Scottish adventurer Jock Wishart is planning an expedition that will take place next summer, in which he and a small, hand picked team, will set out from Resolute Bay in Canada, and attempt to row to the Magnetic North Pole. Along the way, they’ll cover a distance of 450 miles through some of the harshest conditions on the planet.
According to this story, a specially designed boat is currently being constructed that will allow the team to easily drag it across the ice if necessary, as even in the summer there could be considerable ice flows to contend with. Additionally, a great deal of care is being put into reinforcing the hull and making sure that it is durable, yet light, so that it can stand up to the challenges of the ice while remaining easy to row through the water.
Wishart says that he first became aware of the idea of rowing to the Magnetic North Pole in 2007, when he realized just how much the polar ice was breaking up during the summer months. Global climate change has caused waterways to open in the arctic that didn’t exist a decade ago, and adventurers are now exploring them in a variety of ways.

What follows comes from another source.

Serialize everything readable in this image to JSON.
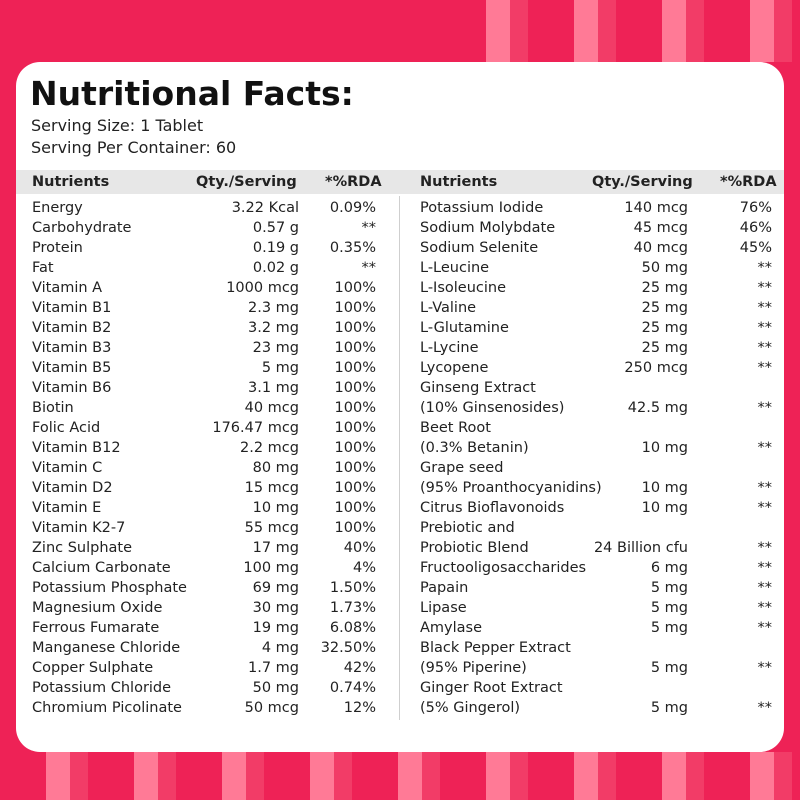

The Magnetic North Pole should not be confused with the Geographic North Pole, which is the one that most explorers visit during the spring North Pole season. The Magnetic Pole is where our compasses point, and it actually sits further south in the Arctic Ocean and even shifts location a bit over time. At this point, it is still impossible to sail or row to the Geographic North Pole, but if pack ice continues to melt, that may not be out of the question in the future.